The French Republic in mourning. Emmanuel Macron will chair, on Wednesday February 14, a national tribute to Robert Badinter, a “wise man” and a “republican conscience”, who died last week at the age of 95. The ceremony will take place on Place Vendôme, headquarters of the Ministry of Justice where the former Minister of Justice brought the abolition of the death penalty.

The head of state promised to express himself, in his speech, on a possible entry of the lawyer into the Pantheon, this republican temple which proclaims on its pediment "To great men, the grateful homeland".

And Robert Badinter was indeed "a great man", the president agreed on Friday after the announcement of the death of the former Minister of Justice. But “these things take time,” he stressed. 

The first secretary of the Socialist Party Olivier Faure officially made the request to the Head of State, in a letter revealed by the newspaper Libération.

Barely elected president, Emmanuel Macron announced in 2017 the pantheonization of former minister Simone Veil in the tribute paid to her after her death.

The Élysée, in consultation with the family, chose a symbolic and unique place to pay tribute to the memory of Robert Badinter during a ceremony open to the public: Place Vendôme, in front of the chancellery.

It was there that the Minister of Justice of the socialist president François Mitterrand introduced the law of October 9, 1981 abolishing the death penalty, in a France then mainly in favor of the supreme punishment.

He subsequently worked for the universal abolition of capital punishment, a fight that Emmanuel Macron today says he wants to perpetuate, by hosting the next world congress of this cause in 2026 in France.

LFI persona non grata

But Wednesday's solemn meeting will take place against a backdrop of controversy. The philosopher Élisabeth Badinter, his widow, has in fact expressed the wish that the elected representatives of the National Rally and La France insoumise do not come to the ceremony, we learned on Tuesday from a source close to the matter.

“We will not be present, the family did not wish it. I am not going to argue,” immediately responded Marine Le Pen who, like other far-right leaders, had stuck to the service minimum to salute this figure long reviled for having abolished the death penalty.

Reverse reaction for LFI. “A national tribute is a national tribute. We are invited, and we will be represented there,” affirmed the parliamentary group, which will send its deputies Caroline Fiat and Éric Coquerel to Place Vendôme.

Badinter: a national tribute from which a part of the French are excluded is no longer a national tribute. The Republic is one and indivisible.

— Jean-Luc Mélenchon (@JLMelenchon) February 13, 2024

The radical left party and its leader Jean-Luc Mélenchon were full of praise for Robert Badinter.

A slayer of extremes like her husband, Élisabeth Badinter has always fought the National Front then the RN, but has also more recently denounced a certain "Islamo-leftism" and pointed out the "enormous" responsibility of LFI in the rise of anti-Semitism in France.

Also read: Robert Badinter, a life marked by the fight against anti-Semitism

Robert Badinter, born into a Jewish family that emigrated from Bessarabia (now Moldova), witnessed his father's arrest in Lyon during the Second World War.
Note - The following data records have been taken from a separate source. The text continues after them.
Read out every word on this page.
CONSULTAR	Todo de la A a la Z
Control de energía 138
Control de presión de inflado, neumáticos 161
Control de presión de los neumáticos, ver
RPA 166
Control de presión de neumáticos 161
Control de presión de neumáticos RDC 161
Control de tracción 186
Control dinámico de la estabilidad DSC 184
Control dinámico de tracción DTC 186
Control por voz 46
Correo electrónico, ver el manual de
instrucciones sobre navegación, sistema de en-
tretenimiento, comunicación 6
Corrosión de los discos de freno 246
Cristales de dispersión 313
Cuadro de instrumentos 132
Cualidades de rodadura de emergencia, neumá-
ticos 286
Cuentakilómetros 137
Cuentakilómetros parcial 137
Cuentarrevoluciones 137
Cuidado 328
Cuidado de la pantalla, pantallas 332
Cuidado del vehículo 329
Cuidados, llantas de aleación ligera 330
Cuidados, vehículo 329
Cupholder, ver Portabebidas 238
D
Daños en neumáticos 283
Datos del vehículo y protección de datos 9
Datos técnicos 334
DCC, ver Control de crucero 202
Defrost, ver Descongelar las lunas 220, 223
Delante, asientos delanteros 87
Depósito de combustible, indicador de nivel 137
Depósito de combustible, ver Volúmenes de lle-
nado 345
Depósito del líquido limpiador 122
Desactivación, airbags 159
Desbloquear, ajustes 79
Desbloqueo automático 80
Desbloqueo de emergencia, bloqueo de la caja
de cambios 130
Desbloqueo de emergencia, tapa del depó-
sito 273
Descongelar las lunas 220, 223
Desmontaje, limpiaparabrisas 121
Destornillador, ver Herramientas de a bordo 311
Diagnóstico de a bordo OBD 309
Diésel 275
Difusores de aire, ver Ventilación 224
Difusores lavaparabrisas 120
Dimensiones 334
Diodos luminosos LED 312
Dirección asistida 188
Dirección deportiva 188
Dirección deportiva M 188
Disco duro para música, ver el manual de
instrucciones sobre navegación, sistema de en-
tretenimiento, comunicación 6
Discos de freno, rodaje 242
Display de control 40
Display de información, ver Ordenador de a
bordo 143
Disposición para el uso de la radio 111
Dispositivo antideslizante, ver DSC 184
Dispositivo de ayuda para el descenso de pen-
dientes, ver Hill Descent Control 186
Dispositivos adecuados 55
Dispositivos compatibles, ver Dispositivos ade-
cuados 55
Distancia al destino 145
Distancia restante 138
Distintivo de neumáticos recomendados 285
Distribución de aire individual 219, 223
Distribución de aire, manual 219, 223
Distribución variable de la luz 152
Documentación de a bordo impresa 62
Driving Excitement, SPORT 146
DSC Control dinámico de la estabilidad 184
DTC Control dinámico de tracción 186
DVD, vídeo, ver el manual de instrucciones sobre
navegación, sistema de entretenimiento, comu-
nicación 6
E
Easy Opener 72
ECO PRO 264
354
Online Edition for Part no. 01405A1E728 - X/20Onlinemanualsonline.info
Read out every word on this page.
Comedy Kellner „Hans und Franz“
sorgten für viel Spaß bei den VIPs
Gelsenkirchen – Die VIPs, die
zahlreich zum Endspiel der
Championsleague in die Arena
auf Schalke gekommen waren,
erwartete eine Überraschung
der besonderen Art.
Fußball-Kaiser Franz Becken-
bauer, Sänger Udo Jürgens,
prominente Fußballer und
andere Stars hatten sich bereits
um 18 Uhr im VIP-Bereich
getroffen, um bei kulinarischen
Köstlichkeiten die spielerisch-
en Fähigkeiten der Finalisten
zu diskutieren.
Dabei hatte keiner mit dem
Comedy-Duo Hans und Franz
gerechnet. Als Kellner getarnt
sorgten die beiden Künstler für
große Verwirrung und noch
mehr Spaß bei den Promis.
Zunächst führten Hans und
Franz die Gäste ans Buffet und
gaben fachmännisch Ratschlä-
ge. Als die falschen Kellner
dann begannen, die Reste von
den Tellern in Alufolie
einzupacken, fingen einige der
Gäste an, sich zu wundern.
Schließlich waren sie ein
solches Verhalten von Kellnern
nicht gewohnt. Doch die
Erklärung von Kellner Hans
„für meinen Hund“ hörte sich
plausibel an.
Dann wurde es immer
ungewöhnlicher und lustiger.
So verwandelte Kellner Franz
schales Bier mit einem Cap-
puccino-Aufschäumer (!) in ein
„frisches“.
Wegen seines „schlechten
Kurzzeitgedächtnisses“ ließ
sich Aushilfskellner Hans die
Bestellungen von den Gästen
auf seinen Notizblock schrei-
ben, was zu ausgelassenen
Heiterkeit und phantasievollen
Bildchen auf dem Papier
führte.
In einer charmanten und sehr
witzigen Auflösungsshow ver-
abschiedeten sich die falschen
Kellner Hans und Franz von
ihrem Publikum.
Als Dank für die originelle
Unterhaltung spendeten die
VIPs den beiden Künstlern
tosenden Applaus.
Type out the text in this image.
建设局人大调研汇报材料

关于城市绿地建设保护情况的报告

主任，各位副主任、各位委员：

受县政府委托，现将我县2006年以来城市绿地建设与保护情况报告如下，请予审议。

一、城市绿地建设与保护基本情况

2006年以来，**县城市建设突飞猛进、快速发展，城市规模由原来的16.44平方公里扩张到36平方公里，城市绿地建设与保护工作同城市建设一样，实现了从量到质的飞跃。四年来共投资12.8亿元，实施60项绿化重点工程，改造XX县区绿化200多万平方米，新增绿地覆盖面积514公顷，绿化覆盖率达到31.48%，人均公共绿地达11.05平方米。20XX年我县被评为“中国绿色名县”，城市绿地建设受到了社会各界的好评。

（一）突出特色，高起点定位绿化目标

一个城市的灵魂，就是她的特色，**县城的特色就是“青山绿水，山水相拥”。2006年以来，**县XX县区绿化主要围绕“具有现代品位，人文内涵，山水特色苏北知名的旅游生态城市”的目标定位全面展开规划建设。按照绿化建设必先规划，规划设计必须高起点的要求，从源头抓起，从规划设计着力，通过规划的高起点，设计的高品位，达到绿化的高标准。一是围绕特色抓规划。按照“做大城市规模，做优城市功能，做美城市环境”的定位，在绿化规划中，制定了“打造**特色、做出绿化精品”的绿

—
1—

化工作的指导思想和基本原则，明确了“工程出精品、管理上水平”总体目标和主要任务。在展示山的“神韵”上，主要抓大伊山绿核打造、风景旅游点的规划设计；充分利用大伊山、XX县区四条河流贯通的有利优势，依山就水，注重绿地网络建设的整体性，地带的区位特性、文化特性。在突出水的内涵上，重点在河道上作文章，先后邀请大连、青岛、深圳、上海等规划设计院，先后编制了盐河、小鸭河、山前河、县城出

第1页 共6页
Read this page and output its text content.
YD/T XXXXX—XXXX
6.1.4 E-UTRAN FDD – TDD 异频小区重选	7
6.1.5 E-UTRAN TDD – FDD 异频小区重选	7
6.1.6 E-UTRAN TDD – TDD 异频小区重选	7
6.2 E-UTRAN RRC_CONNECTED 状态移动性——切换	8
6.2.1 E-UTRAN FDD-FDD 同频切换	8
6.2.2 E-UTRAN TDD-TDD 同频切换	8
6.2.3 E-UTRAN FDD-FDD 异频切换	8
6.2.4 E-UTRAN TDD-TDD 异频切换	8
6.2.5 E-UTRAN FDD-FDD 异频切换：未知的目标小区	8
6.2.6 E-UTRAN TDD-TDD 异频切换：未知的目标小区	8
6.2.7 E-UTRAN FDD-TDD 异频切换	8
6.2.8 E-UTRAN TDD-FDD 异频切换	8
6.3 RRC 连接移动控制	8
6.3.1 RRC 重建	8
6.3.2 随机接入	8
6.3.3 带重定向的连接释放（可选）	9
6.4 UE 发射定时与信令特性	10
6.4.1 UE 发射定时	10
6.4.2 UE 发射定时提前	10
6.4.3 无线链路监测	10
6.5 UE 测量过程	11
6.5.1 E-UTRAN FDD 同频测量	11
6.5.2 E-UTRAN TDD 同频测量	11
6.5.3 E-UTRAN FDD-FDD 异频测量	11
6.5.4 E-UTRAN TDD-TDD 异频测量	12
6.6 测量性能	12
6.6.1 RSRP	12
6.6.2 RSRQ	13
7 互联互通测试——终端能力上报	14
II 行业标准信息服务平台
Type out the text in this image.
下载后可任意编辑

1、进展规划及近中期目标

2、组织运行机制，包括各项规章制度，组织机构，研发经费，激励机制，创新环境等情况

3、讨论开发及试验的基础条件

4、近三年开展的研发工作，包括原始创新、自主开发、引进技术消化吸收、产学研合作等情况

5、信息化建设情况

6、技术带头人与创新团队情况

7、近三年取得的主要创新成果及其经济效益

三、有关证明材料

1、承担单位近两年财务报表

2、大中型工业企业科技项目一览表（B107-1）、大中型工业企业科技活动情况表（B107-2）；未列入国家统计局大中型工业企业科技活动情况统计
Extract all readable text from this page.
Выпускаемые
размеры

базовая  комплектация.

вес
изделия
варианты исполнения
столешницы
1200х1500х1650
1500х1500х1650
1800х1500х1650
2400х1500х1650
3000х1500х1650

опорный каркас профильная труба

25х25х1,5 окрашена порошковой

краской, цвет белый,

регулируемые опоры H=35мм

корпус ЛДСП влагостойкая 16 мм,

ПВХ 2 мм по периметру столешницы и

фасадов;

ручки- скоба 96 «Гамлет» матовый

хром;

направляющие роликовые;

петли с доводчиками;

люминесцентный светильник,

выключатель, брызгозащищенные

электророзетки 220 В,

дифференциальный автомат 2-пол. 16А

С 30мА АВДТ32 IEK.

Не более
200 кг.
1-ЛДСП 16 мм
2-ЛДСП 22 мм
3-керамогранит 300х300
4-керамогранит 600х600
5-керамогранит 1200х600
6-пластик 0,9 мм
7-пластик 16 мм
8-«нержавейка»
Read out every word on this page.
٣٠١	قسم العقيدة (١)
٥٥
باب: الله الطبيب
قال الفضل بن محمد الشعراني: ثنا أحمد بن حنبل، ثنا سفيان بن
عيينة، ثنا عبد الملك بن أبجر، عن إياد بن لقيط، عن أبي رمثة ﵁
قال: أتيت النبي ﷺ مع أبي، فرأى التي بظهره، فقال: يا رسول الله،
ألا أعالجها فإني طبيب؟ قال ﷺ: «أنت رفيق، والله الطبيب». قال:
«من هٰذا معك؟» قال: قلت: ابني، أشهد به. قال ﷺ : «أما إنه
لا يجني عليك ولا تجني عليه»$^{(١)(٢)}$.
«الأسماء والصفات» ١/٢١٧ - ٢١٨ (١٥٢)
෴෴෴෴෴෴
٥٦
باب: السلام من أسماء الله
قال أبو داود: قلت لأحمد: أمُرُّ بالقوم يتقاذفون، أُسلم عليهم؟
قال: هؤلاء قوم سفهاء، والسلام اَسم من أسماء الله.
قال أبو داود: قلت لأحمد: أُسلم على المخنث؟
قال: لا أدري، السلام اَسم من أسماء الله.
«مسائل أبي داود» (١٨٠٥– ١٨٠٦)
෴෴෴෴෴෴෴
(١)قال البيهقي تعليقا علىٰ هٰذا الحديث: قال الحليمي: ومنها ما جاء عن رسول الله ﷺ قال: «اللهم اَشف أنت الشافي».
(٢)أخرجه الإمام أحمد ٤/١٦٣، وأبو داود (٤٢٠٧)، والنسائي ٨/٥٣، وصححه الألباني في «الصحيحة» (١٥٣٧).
He died during deportation to Poland.

His fight against the death penalty began on the morning of November 28, 1972: one of his clients, Roger Bontems, an accomplice in a deadly hostage-taking, had just been guillotined.

“I swore to myself, when leaving the Health Court that morning at dawn, that all my life I would fight the death penalty,” he told AFP in 2021.

On Friday, the Head of State saluted "this lawyer of character and profession who fought his life for the Enlightenment, for justice, for France, which was for him three times the name of his ideal".

"As a lawyer, he approached the reprobate, the accused and the condemned, with the same ardent thirst for justice. Keeper of the Seals, he abolished the death penalty and worked for the renovation of our judicial authority. President of the Constitutional Council, he was the guardian of the laws in all their force and grandeur", he listed, evoking "a wise man beyond his duties".